Через два часа нас сменили и наконец-то дали отдохнуть. Отвели на этот раз почти на берег, тут уже землянки были готовы, те, кто был здесь до нас, серьезно потрудились. Нечаеву даже блиндаж достался с печкой, тот и меня к себе затащил, и мамлея, который, кстати, уцелел в недавнем бою. Нормальный парнишка оказался, девятнадцать лет, шустрый, смышленый. Притащили с Волги пару котелков с водой и поставили на печь, предварительно ее раскочегарив. В блиндаже стало жарко, и все поскидывали с себя грязнущие лохмотья, по недоразумению называемые формой.
– Постираться бы, – пробубнил я.
– И побриться! – добавил Нечаев, и, переглянувшись, мы разом устремились к реке. На дворе раннее утро, еще темновато даже, но мы, найдя у бойцов полкуска мыла, устремились мыться. Вода уже всерьез остыла, все-таки сентябрю скоро конец, но чертыхаясь и фыркая, мы все-таки немного помылись. Когда растирались на берегу одним на троих полотенцем, прибыл посыльный из штаба дивизии и приволок приказы и три комплекта новой фурнитуры для формы. На вопрос командира о замене удостоверений и красноармейской книжки ответили, что пока не до этого, дескать, каждому вручают приказ о присвоении звания. Мне сержантские треугольники, мамлею и Нечаеву по два кубаря.

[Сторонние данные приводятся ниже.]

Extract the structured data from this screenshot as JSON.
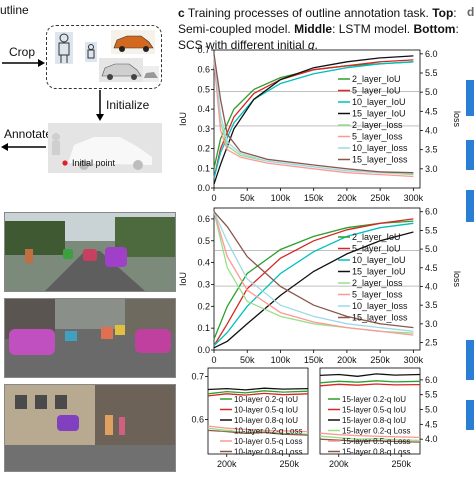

Меня это очень удивило, так как думал, что обо всем этом уже забыли. Первый стал лейтехой, а второй старшим. Нечаев достал фляжку:
– Во, не зря берег, значит! – наливая в пробку и подавая друг другу, обмыли по глотку полученные звания.
Чай заварили, разогрели тушняк и немецкие сосиски.
С тем же посыльным к нам забрел боец с полковой кухни и позвал с собой пару человек, еду принести на всех. Мы-то пожрали по-быстрому тушняка с чаем, и когда принесли кашу, есть уже не хотелось.
– Командир, а сколько нам отдохнуть дадут? – спросил я, укладываясь вздремнуть.
– Сколько дадут, все наше, а чего?
– Да на тот берег бы сгонять, в реммастерские, или тут до завода добраться, хотя тут фрицы кругом, хрен пролезешь, – задумчиво проговорил я.
– На кой черт тебе мастерская? – удивился Нечаев.
– Да вот все думал, когда к фрицам полз, почему у нас нет такой штуки, что на наган навинчивается, чтобы звук выстрела приглушить, вот бы здорово было! – я все думал, как бы «глушак» пропихнуть.
– Вон ты чего удумал! Раз для дела, я могу тебе бумагу написать, чтобы ты с ней мог переправиться, надолго?
– Да если рембат найду, часа два работы, я думаю. – Блин, опять проговорился, откуда я нафиг знаю, как глушитель сделать, если не помню даже, где родился.
– Хорошо, но одного не пущу, мало ли кто прицепится.
– Так давай вместе и сгоняем? – предложил я.
– Ха, мне ведь тогда в батальоне надо разрешение выбивать, а кто мне его даст? Тебя-то я с трофеями отправлю, глядишь, и не станут придираться.
Короче, вместо законного отдыха я направился к переправе, но мне и правда очень хотелось заиметь глушитель. Завернули меня, несмотря на все трофеи и бумаги. Забрали все стволы и послали подальше. Да и хрен с вами, не больно и хотелось. Вернулся в блиндаж, а Нечаев все переживал, не достанется ли ему теперь.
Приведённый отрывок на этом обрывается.